How do pumped flows combine in a Y connector?

Question

I'm curious about pumping a fluid through two different tubes (coming from two different pumps) into a Y connector. The third side of the connector runs into a collector without any resistance (other than that of the length of tubing).

1. If each pump runs at a different rate, say one is twice as strong as the other, do I run any risk of any backing up into the weaker pump? What if one is three times stronger than the other, etc.?

2. Does the third side of my Y connector (the side the fluid leaves through) now pump with the equivalent of pump a + pump b total power? Are they averaged together? Is it diminished?

3. Does the type of fluid matter for parts 1 and 2 above?

This question assumes that all tubing is the same thickness, but answers regarding different thicknesses could also be interesting (and worth extra credit!)

Answer 1

General rule when dealing with fluids

The fluids will travel the path of least resistance. Treat them as dumb and lazy and you'll understand the process better; fluids will only travel where you make them and if you allow them to take a shorter path they will take it.

1 If the smaller pump puts less pressure than the third side orifice then the small pump will likely cavitate and back flow. The relative pressure of the two pumps will play into where they operate on the pump curve however if they both push higher pressure than the orifice there will not be back flow.

2 The resulting pressure of the orifice is a complicated answer solved by Bernoulli's Equation (https://www.google.com/webhp?sourceid=chrome-instant&ion=1&espv=2&ie=UTF-8#q=bernoulli%20equation). In real life the texture, size, fullness, route and shape of the pipe opening play major roles in determining if the pressure is higher, lower or nil.

3 They type of fluid does not change how physics work, unless you're talking about pumping different fluids in each pump and making the Y into a mixing chamber (asking for trouble).

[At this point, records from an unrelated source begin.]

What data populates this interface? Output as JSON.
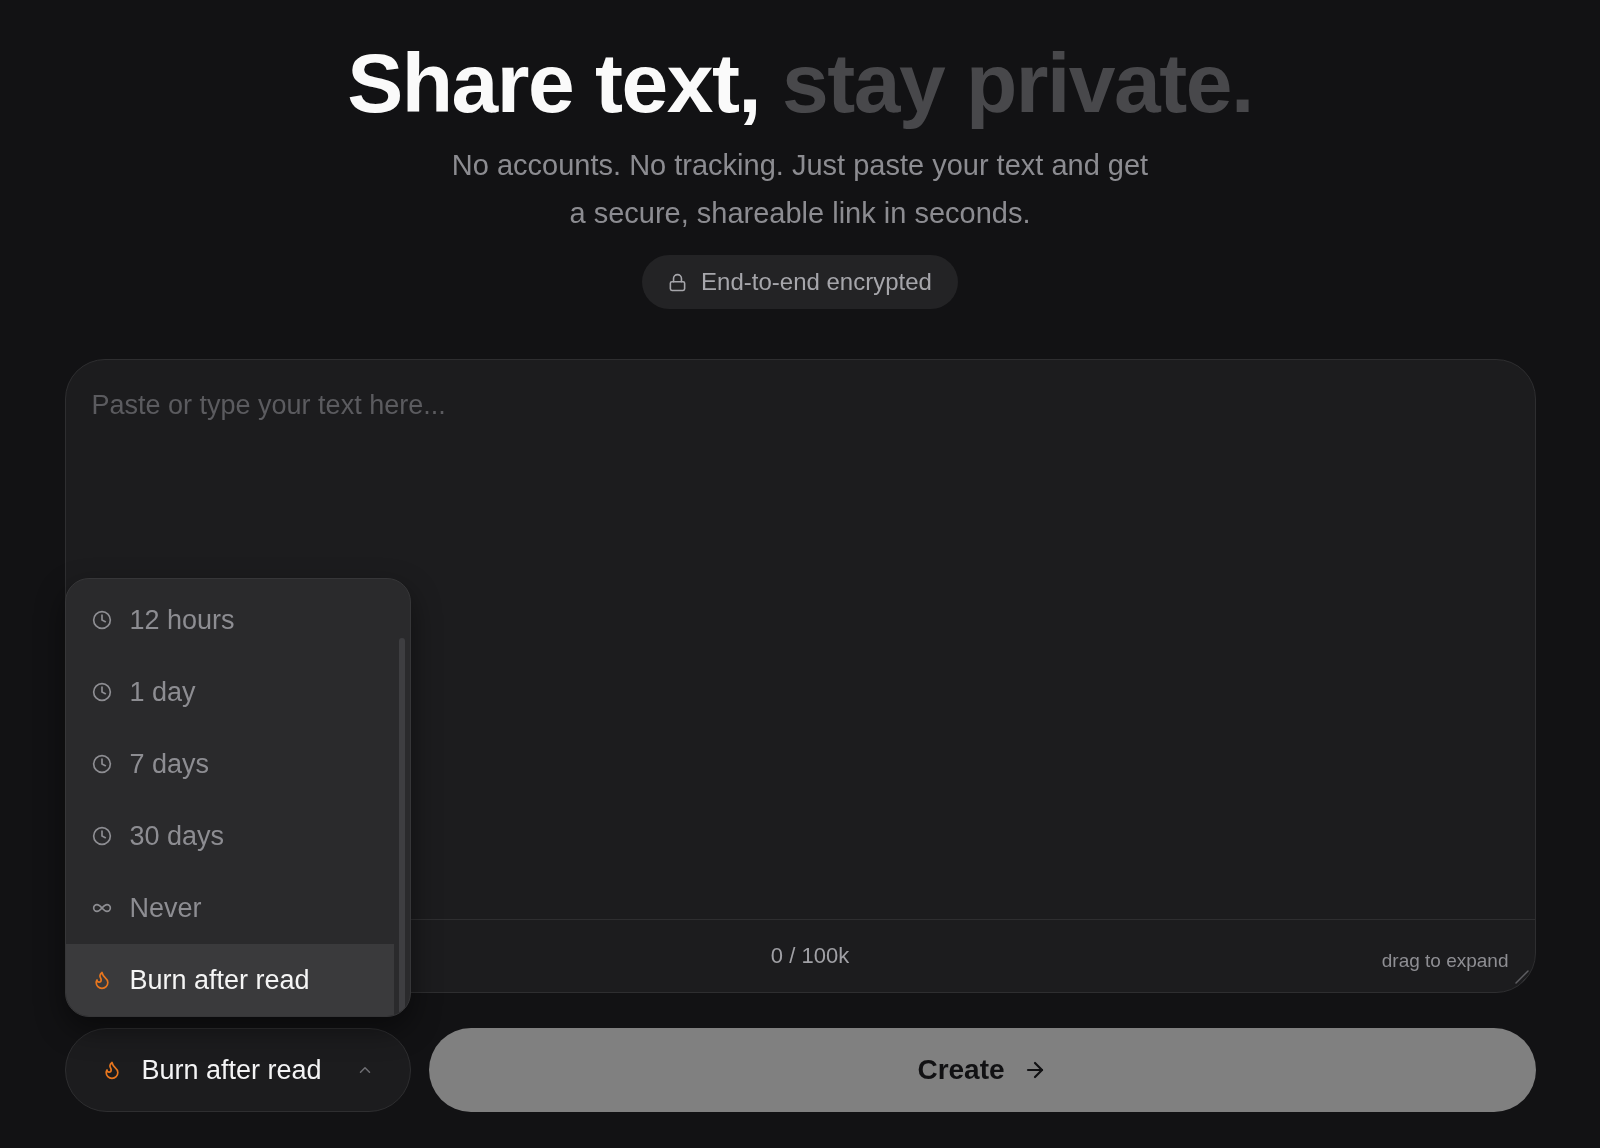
{
  "hero": {
    "title": {
      "main": "Share text,",
      "accent": "stay private."
    },
    "subtitle": "No accounts. No tracking. Just paste your text and get a secure, shareable link in seconds.",
    "badge": {
      "label": "End-to-end encrypted"
    }
  },
  "editor": {
    "placeholder": "Paste or type your text here...",
    "counter": "0 / 100k",
    "resize_hint": "drag to expand"
  },
  "expiry_menu": {
    "options": [
      {
        "label": "12 hours",
        "kind": "clock",
        "selected": false
      },
      {
        "label": "1 day",
        "kind": "clock",
        "selected": false
      },
      {
        "label": "7 days",
        "kind": "clock",
        "selected": false
      },
      {
        "label": "30 days",
        "kind": "clock",
        "selected": false
      },
      {
        "label": "Never",
        "kind": "infinity",
        "selected": false
      },
      {
        "label": "Burn after read",
        "kind": "flame",
        "selected": true
      }
    ]
  },
  "expiry_select": {
    "label": "Burn after read",
    "expanded": true
  },
  "create_button": {
    "label": "Create",
    "disabled": true
  }
}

If you do run into an issue that the pressure differential in the system is too great and the smaller pump would back flow are you able to create an air gap in the (liquid) system? Rather than directly piping the two pumps into each other have them pour into a common container which gravity discharges through the final orifice.

4 Bonus based on comment The same answers would apply to liquids or gasses. you would still need the same type of information. In a previous life, I designed piping systems which covered hundreds of miles and thousands of junctions in each system. There were 3-8 fans passing 600k-1,000k cfm into different points in the system. We had to determine with a fairly high reliability (90%+-) what the pressure and air flow at each junction would be or faced shutdown by regulators.

Answer 2

Pumps output based on a pump curve graph that has been determined empirically by the manufacturer for that specific pump.

In your question, "Twice as strong as the other", is not meaningful because it is a complex relationship of output pressure(head) and output flow. If you have the pump curve for both pumps and the minor and major losses you can solve for a flow direction, total flow, pressures, etc.

Answer 3

Pumps are complicated

Many questions regarding fluid machinery start with these two assumptions:

1. A pump or gravity is needed to make the fluid go faster
2. High pressure means faster flow

All of these are correct in principle, but none of them are accurate. The first is inaccurate. Due to conservation of mass, fluid flowing into a pipe on one end will be equal to the flow out the other end. While the pump will make the fluid flow faster, the reality is the pump imparts energy on the flow, until the added pressure loss from the higher flow rate is equal to the added energy.

Because of how complicated the energy loss in a pipe can become (Reynolds numbers, Darcy friction factor, hydraulic diameter, etc.), since most engineering problems deal with water and piping, Hazen Williams equations are typically used. In addition to simplifying the pipe, we simplify the pump. Pumps have a curve, which is always convex. By taking the max flow rate (at no pressure), and the maximum pressure (at no flow), a linear equation can be developed - just use the intercept form. This simplifies the pump. Now, a set of equations can be developed called the Hardy Cross Method. My textbook shows a typical setup:

A source of unknown pressure is feeding the system 3 cfs of liquid - via valves, pumps, or who knows what. The exits have 1 and 2 cfs - matching the conservation of mass. Again, pressure at these points is unknown, but not unlike pressure loss across a resistor, the energy difference between each point means that energy is conserved across the loop. This is why Hardy-Cross Method can be seen to be the fluid version of Kirchoff's Voltage Law

As can be seen, the top line (only 6" and a full 3000' + 4000') will get minimal flow, while the bottom line, which is shorter and has larger diameter pipes, should be expected to hold most of the flow. When adding various pumps, it can be seen that even with sufficiently large pumps, circulation starts to become inevitable:

The Y-Connector

Your Y-Connector method is interesting because you now have an unknown flow rate - but a known pressure. In this case, you need to use the air in the atmosphere to connect the pressures in a loop (See for example, page 15 of this pdf, showing how this is done. Also, don't forget to add in all of the minor loss coefficients

However, all of this is a model. To prevent backflow, always add a check valve to your pumps. Because you never know what could happen, and backflow can be very expensive.